“这么哲学的话,是怎么从那样一张刻薄的嘴里吐出来的啊?”
“这个粉毛怎么还知道引用原文回答?!她怎么真读过啊,天天事不关己嘻嘻哈哈的,结果……不是,你真会啊?!”
“不是,你真会啊?!+1”
“不是,你真会啊?!+”
“鱼星海为什么这次回答机会也要让啊?”
“可能因为自己分够了,而且都是蓝星的,关照同胞?肥水不流外人田说是。”
“什么你跟我说粉毛是蓝星的?!这么一个奇葩,哪里符合我们蓝星选手的气质了?!”
“查到选手个人资料了,灯塔国官网公开的有。等等等会儿,这个段泪还是个未成年!认真的吗?1o岁上大学,15岁保送博士的级天才?!停停停,还有,16岁入狱,坐了一年牢,17岁突然被保释出来后,同年因情节过于恶劣再次被捕入狱,直到在监狱中被选中参加国运游戏?!”
“我就说,能走到这一步的,哪有傻子。”
“这已经不是傻不傻子的问题了,这简直就是高智商反社会人格吧?!难怪卫祝防得跟个什么一样,我差点就被段泪装疯骗过去了。”

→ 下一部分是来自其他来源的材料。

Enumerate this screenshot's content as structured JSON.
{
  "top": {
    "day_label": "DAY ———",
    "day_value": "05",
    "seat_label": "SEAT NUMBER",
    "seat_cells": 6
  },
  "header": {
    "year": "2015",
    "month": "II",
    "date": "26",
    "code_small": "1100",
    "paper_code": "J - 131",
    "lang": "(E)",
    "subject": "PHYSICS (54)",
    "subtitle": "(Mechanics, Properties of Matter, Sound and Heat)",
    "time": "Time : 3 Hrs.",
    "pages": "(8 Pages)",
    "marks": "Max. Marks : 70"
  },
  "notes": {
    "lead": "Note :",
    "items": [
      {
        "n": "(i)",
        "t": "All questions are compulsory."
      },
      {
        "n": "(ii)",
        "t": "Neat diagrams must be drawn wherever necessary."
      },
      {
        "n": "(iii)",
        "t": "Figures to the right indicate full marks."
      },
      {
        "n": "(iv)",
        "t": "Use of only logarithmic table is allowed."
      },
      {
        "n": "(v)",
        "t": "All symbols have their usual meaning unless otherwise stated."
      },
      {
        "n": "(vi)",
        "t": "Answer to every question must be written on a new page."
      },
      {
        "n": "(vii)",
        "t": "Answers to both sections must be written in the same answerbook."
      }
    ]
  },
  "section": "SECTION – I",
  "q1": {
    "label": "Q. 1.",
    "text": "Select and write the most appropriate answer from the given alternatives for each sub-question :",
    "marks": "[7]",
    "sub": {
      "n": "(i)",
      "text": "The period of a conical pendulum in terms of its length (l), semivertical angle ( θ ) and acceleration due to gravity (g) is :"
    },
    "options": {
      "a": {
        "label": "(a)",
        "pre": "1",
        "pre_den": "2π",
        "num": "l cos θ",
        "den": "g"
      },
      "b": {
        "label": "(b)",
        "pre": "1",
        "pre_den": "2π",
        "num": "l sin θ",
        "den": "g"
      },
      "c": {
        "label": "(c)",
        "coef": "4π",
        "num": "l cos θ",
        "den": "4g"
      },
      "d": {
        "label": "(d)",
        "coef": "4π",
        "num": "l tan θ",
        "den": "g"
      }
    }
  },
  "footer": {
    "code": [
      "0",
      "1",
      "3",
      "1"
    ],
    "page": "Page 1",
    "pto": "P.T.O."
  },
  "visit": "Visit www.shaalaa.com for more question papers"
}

“好恐怖的说,这种人的脑子里在想什么根本不是正常人可以理解的,我好怕她哪天突然笑着捅队友一刀,然后还要队友说谢谢……”
“……”
段泪还在侃侃而谈,“因此,我的回答强调,自由意志虽非全能,却也非幻觉。”
“意义不来自‘打破轮回’的英雄式胜利,而来自‘在轮回中保持清醒和热爱’的悲剧式尊严。《百年孤独》全书都在叩问读者:如果一切终将重来,你还会选择同样地去爱、去痛苦吗?而书中角色用行动回答:会,因为每一次选择本身,就是自由存在的证明。”
老者听完露出欣慰的表情,“谢谢你让我听到了独特的见解。”
她摘下单片眼镜擦了擦,对着三人吹了口气。
场景变换。
失去的记忆复苏。
卫祝探究地看了段泪一眼。
在段泪身上打上了“越来越危险的人物”
标签。
段泪翻捡着自己刚回来的记忆看了看,便索然无味地抬头看天。
天上一片阴沉灰败。
“什么破天。”
三人面前是一扇木门,门框上挂着一块锈迹斑斑的铁牌子。